Belakangan muncul kebijakan kontradiktif yang dikeluarkan oleh Pemerintah Kota Magelang terkait pelarangan oprasionalisasi Ojek Online (Gojek) yang dianggap berdampak pada menurunnya pendapatan penyedia jasa angkutan konvensional. Kendati dinilai belum memiliki izin oprasi, Wali Kota Magelang, Sigit Widyonindito, mengeluarkan kebijakan pelarangan dengan tidak merekomendasikan Ojek Online sebagai penyedia jasa umum angkutan.
Kebijakan yang dikeluarkan tentunya menghadirkan pro dan kontra. Namun, secara prinsip, kebijakan tersebut merupakan kebijakan otoritatif yang didasari atas wewenang (legitimasi) yang dimiliki wali kota sebagai pengambil kebijakan. Entah bersifat populis (kerakyataan) atau politis, yang jelas, pasca pelarangan Gojek, masyarakat terdampak, dalam hal ini mereka yang berprofesi sebagai driver Gojek merasa dirugikan. Menurut Paul A. Sabatier seorang ahli kebijakan publik, menyatakan terdapat jenis populer kebijakan dalam politik modern, Kebijakan model mandat; dalam kebijakan ini pemerintah mengangkat kebijakan-kebijakan sesuai dengan prioritas kelompok konstituennya.

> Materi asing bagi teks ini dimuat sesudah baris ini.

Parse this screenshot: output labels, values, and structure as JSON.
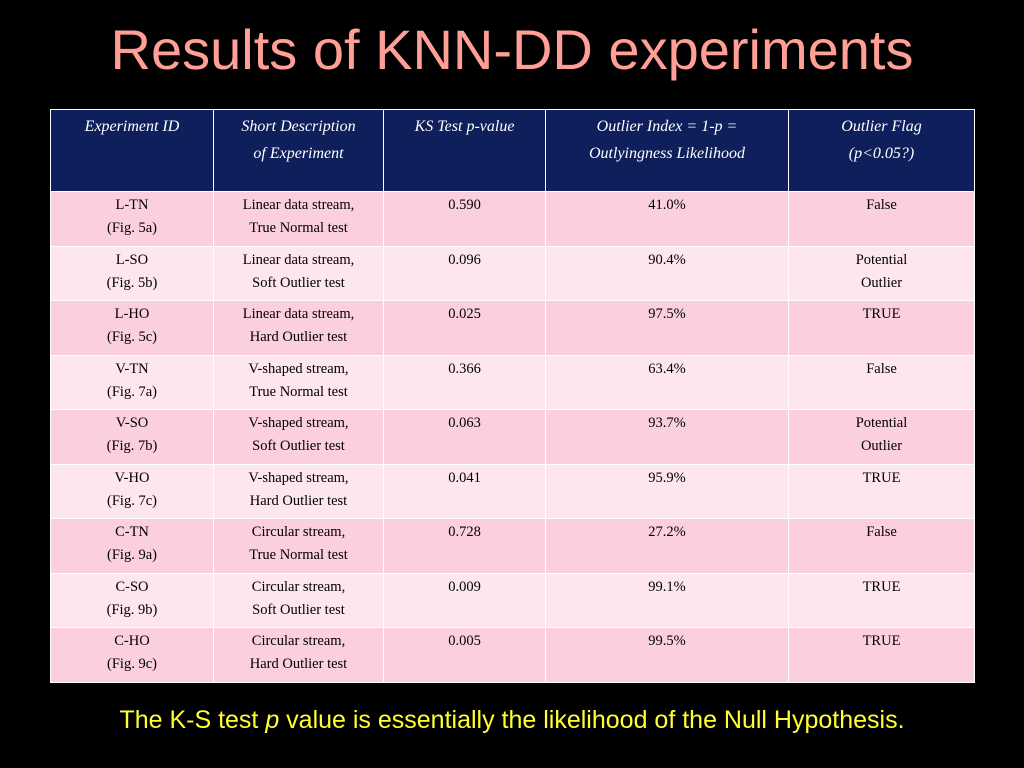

Padahal, dalam rencana strategis yang merupakan turunan dari Visi dan Misi Wali Kota Magelang yang, misalnya, bertujuan menjadikan Magelang sebagai kota modern dan inovatif, dengan adanya kebijakan pelarangan Ojek Online, wali kota secara tidak langsung mencidrai tujuanya sendiri, memperlihatkan penolakanya terhadap modernisasi dan cendrung tidak inovatif. Pun, tidak merealisasikan upaya menjadikan Magelang sebagai kota jasa yang modern. Alih-alih proses formulasi kebijakan bersifat dari bawah ke atas, dikarenakan adanya aspirasi rakyat yang membentuk Forum Awak Angkutan Magelang (Forkam). Sayangnya, tidak ada partisipasi aktif masyarakat yang berprofesi sebagai Gojek terlibat dalam pengambilan keputusan, jelas para pemberi jasa Ojek Online tidak memiliki kesempatan menyampaikan aspirasi mereka secara konstruktif untuk turut mempengaruhi kebijakan. persoalan diatas menunjukan adanya ketidakadilan horizontal dalam masyarakat. Khusunya, jika Gojek benar-benar dilarang beroprasi.
Oleh karena itu, jika melihat perspektif kebijakan yang dikeluarkan, perlu adanya evaluasi untuk dapat menciptakan keadilan horizontal, sehingga, tidak ada kelompok masyarakat tertentu yang merasa dirugikan. Selain itu pula, kerangka hukum yang dibangun terlebih harus adil dan dilaksanakan tanpa pandang bulu. Pemerintah harus memberikan solusi strategis tanpa harus melarang oprasionalisasi para pemberi jasa non-konvensional (Gojek). sebab pada hakikatnya, setiap manusia mempunyai hak untuk meningkatkan atau menjaga kesejahteraan hidupnya, tidak boleh dikurangi, atau bahkan dirampas.
Para pemimpin harus mempunyai perspektif good governance untuk pengembangan manusia yang luas dan jauh ke depan sejalan dengan apa yang diperlukan untuk pembangunan (LAN, 2000). oleh karenanya, ditengah modernisasi yang sarat akan kompetisi, Wali Kota Magelang harus mampu menerima hiruk-pikuk aras global dan memanfaatkanya sebagai rangsangan inovasi kreatif kota. Magelang yang 'katanya' adalah kota jasa, magelang yang 'katanya' adalah kota inovatif, tidak mungkin menolak modernisasi yang masuk dan menjadi penyokong perekonomian masyarakat. Ditambah, gojek di Magelang memiliki 800 driver,dimana presentasinya didominasi oleh kalangan muda. Tentunya hal tersebut dapat membantu pemerintah mengurangi jumlah pengangguran dan kemiskinan di Kota Magelang.